Earlier, the General Secretary of the Holy and Venerable Synod, Archimandrite Joachim, read the Patriarchal Proclamation for the Feast of the Nativity of Christ.

The ecclesiastics Metropolitans Konstantinos, Geron of Nikaia and Amphilochios of Adrianopolis, Archons Offikion of the Holy Great Church of Christ, the Foreign Affairs Minister of Greece, Nikolaos Dendias, and his family, the Ambassador of Greece to Vietnam John Raptakis, Ambassador Eleni Vakalis, Deputy Head of the Embassy of Greece in Ankara, the Consul General of Greece in Istanbul, Georgia Sultanopoulou, the Consul General of Ukraine in Istanbul, Mr. Oleksandr Gaman, representatives of the Diaspora, teachers and students of the Zappeion and Zografeion School, members of the Ukrainian community of Istanbul, and many faithful from the city and abroad.

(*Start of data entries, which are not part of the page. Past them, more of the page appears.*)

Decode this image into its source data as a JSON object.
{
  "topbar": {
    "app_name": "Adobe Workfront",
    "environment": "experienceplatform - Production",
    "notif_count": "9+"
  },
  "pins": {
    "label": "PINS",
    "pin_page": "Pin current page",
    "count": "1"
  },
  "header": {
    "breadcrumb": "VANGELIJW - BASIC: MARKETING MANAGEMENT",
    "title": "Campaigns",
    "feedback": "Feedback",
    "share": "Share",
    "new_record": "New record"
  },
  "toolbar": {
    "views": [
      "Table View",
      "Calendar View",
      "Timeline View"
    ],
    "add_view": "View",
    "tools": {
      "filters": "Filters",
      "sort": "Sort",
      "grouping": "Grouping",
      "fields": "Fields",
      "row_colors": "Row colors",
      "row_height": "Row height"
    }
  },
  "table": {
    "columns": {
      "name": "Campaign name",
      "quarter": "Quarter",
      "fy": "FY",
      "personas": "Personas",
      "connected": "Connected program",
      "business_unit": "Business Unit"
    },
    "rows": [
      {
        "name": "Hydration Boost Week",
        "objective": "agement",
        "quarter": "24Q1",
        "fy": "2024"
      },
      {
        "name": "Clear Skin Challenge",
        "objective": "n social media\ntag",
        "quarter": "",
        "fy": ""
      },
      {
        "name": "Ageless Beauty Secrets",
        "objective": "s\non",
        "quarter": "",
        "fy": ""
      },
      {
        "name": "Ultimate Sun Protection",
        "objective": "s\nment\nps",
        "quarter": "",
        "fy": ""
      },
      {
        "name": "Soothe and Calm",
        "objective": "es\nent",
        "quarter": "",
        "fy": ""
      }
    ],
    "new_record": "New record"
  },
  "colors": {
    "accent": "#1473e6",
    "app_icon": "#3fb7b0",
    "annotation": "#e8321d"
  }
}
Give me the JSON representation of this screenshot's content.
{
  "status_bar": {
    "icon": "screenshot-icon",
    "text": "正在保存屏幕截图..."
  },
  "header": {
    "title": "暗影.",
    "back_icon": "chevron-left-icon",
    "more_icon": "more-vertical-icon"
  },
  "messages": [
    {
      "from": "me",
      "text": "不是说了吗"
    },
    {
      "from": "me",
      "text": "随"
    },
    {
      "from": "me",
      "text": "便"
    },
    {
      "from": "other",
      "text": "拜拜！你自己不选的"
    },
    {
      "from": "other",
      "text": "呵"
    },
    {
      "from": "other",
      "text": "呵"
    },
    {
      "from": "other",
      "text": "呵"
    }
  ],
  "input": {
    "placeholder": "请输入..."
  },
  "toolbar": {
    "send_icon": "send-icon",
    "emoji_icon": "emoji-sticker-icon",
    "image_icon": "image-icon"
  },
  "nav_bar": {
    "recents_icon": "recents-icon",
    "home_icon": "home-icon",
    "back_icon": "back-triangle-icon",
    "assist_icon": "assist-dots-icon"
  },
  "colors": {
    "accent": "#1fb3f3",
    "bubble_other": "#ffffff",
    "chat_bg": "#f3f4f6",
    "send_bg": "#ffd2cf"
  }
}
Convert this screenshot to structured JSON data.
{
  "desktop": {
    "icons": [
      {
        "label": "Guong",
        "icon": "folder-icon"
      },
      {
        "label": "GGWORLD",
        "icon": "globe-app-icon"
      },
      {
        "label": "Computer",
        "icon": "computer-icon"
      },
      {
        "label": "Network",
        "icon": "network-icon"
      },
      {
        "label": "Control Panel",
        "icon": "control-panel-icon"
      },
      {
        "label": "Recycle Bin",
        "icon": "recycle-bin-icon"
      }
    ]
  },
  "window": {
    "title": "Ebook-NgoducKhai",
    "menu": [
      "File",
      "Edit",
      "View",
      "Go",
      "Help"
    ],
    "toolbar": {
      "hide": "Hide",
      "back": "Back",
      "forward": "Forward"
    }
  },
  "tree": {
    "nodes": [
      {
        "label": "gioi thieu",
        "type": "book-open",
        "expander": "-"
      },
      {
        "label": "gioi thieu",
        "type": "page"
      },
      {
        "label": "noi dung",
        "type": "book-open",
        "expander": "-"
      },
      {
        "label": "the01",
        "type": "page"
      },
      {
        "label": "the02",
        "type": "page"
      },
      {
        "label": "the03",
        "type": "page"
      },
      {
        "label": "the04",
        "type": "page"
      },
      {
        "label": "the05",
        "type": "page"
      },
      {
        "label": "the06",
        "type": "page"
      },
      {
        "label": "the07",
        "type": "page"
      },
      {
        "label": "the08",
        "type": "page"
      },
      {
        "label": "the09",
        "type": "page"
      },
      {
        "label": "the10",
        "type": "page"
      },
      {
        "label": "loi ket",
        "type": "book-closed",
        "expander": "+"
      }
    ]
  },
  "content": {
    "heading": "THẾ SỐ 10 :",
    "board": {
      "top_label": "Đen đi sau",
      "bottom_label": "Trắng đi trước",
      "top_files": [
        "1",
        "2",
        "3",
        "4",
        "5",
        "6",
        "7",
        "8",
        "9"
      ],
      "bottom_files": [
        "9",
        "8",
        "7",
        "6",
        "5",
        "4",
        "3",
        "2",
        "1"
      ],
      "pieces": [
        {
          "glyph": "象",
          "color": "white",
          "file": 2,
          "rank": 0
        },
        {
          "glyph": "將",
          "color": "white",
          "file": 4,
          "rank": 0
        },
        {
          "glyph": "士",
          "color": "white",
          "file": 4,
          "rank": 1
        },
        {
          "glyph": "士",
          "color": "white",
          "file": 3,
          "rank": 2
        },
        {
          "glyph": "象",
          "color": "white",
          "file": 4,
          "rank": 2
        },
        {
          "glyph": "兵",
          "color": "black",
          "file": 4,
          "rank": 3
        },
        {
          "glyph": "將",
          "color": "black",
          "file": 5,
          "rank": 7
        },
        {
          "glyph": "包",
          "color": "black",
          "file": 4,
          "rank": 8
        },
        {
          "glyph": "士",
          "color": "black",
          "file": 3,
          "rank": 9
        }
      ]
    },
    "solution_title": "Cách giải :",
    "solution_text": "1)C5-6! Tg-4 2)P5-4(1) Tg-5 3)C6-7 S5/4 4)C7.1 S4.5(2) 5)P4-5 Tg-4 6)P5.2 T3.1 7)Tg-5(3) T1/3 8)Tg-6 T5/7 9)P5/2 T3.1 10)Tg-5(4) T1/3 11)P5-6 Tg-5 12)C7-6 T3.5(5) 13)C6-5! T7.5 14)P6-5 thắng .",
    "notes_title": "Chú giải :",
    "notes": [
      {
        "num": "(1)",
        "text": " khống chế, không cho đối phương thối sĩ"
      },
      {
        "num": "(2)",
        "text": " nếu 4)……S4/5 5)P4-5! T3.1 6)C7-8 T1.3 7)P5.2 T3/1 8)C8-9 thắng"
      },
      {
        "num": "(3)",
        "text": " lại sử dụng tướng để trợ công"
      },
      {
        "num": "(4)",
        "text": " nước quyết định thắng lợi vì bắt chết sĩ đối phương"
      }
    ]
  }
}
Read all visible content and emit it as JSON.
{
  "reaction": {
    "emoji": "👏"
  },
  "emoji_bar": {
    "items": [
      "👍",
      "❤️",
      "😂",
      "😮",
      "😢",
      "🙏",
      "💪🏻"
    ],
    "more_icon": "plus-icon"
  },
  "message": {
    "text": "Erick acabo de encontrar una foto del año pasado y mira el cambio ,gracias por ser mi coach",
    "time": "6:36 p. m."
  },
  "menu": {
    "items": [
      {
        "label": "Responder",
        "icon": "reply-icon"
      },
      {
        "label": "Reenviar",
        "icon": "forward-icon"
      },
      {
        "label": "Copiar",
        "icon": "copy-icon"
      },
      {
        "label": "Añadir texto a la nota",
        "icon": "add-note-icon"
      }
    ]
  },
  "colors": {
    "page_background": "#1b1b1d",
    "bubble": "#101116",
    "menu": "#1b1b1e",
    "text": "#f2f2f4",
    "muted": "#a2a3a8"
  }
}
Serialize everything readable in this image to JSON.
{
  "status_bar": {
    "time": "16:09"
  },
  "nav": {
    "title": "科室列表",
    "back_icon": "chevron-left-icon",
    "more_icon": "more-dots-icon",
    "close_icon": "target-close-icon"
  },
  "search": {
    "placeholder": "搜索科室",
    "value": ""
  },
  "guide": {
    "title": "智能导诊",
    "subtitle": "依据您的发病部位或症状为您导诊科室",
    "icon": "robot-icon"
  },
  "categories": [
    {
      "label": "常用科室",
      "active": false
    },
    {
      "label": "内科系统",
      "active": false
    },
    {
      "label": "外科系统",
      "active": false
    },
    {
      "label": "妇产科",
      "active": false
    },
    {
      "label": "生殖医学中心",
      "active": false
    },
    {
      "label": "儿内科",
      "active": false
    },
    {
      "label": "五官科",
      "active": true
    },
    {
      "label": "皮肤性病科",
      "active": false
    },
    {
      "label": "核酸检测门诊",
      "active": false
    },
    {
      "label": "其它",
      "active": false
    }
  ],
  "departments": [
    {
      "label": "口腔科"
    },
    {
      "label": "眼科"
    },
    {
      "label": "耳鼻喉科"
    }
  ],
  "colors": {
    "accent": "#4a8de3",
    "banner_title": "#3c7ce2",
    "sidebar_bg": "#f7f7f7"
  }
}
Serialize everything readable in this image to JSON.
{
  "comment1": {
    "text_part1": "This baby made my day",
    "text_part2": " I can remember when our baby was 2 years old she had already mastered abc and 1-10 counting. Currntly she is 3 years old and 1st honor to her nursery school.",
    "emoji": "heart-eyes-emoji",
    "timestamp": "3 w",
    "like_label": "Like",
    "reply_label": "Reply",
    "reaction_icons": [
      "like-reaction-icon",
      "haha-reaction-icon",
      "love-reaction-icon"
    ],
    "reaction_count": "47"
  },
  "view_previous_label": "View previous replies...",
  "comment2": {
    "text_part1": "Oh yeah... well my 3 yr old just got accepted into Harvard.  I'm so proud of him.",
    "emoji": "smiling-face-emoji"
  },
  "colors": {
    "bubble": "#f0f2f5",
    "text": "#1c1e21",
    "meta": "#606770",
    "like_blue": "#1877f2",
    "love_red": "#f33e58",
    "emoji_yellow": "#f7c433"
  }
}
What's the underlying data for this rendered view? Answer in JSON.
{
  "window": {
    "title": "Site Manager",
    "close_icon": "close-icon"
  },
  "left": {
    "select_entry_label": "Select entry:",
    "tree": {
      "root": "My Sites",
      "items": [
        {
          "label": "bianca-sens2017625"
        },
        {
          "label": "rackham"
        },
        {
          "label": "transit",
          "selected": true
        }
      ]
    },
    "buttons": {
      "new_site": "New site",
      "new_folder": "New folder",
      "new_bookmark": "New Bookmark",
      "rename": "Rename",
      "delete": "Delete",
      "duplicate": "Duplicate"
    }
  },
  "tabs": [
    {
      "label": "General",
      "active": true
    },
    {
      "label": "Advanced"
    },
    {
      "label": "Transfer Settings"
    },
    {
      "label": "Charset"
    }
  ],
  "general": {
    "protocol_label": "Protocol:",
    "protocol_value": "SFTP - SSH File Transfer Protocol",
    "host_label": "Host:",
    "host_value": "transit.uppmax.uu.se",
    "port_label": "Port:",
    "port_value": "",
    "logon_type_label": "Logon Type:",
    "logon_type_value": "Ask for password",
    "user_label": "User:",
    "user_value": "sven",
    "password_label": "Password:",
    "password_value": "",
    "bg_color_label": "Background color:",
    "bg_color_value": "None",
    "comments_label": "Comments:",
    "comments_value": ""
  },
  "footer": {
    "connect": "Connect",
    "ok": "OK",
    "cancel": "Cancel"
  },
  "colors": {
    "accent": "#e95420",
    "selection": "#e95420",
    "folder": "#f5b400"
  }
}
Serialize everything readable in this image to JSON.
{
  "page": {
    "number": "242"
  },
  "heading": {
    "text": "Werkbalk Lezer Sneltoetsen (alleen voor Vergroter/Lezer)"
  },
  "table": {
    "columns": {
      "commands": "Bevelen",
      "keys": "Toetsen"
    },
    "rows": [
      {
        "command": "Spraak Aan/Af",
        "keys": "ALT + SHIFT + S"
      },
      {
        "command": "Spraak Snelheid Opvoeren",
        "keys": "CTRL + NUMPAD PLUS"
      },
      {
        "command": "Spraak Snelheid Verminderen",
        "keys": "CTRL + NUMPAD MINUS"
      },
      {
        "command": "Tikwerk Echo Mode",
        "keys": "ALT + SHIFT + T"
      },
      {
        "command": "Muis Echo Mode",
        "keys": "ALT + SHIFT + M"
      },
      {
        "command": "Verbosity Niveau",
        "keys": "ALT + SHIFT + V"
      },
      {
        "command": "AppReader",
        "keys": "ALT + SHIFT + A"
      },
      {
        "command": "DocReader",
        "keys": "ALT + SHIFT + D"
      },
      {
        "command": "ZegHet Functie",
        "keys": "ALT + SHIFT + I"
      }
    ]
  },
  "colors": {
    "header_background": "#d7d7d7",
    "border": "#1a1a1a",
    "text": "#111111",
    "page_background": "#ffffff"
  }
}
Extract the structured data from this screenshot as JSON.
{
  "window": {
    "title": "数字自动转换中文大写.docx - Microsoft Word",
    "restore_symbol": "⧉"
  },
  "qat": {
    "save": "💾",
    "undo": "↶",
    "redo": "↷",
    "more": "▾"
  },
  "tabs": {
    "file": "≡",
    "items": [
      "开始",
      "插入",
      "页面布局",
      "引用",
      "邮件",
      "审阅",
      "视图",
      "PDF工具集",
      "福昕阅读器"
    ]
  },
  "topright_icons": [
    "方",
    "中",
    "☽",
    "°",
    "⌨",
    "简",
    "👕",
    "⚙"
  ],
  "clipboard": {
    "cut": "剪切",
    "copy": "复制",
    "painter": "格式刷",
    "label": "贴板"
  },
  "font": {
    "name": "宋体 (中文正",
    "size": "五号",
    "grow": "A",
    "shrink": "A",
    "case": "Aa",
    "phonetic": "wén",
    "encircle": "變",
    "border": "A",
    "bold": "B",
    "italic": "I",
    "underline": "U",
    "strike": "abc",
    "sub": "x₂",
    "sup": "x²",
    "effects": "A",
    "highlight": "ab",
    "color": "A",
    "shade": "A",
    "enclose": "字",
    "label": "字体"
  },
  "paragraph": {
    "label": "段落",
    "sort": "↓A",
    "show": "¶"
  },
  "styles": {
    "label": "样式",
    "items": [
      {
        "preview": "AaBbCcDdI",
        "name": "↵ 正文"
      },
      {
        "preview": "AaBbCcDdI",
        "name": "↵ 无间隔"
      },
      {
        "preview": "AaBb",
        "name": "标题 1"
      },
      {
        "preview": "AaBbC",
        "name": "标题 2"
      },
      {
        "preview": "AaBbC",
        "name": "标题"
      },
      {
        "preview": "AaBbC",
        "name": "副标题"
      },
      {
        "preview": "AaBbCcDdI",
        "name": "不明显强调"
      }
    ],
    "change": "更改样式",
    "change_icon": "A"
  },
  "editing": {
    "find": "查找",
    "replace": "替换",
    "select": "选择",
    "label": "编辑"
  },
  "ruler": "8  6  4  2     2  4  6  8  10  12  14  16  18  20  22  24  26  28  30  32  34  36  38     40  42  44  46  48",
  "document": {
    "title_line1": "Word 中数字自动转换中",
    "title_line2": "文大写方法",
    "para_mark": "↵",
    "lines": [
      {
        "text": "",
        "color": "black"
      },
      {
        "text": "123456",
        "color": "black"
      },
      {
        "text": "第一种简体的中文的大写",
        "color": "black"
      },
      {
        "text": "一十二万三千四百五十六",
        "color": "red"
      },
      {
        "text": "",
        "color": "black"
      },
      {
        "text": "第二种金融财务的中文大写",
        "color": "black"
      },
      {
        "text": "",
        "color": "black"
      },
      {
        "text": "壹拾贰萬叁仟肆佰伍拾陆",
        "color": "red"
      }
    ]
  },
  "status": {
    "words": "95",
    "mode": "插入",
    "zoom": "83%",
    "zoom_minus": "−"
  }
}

Present, among others, were the Vice President of the Jewish community of Istanbul, Mr. Moris Levi, a Representative of Religious and Minority Communities on the Board of Directors of the General Directorate of Vakoufia, based in Ankara.

Subsequently, His All-Holiness received at the Patriarchal Office the Minister of Foreign Affairs of Greece, Mr. N. Dendias, and his family, as well as the Mayor of the Metropolitan Municipality of the City, Mr. Ekrem Imamoglu, who came after the Divine Liturgy to express his warmest good wishes to the Ecumenical Patriarch and the Greek community on Christmas Day. There were also mayors and executives from various municipalities in the city.

This was followed by a private meeting of the Ecumenical Patriarch and Minister Dendias. Present were the Hierarchs John, Geron of Pergamon and Amphilochios of Adrianoupolis, the Archon Didaskalos of the Nation Konstantinos Delikostantis, Associate Professor of the University of Athens, as well as the Ambassador Eleni Vakalis, Deputy Head of the Embassy of Greece in Ankara, and the Consul General of Greece in the City, Georgia Sultanopoulou.

In the afternoon, the new Armenian Patriarch in Turkey, Sahak Maşalyan, accompanied by his entourage, visited the Phanar to give the Ecumenical Patriarch Bartholomew good wishes for the Feast of the Nativity of Christ.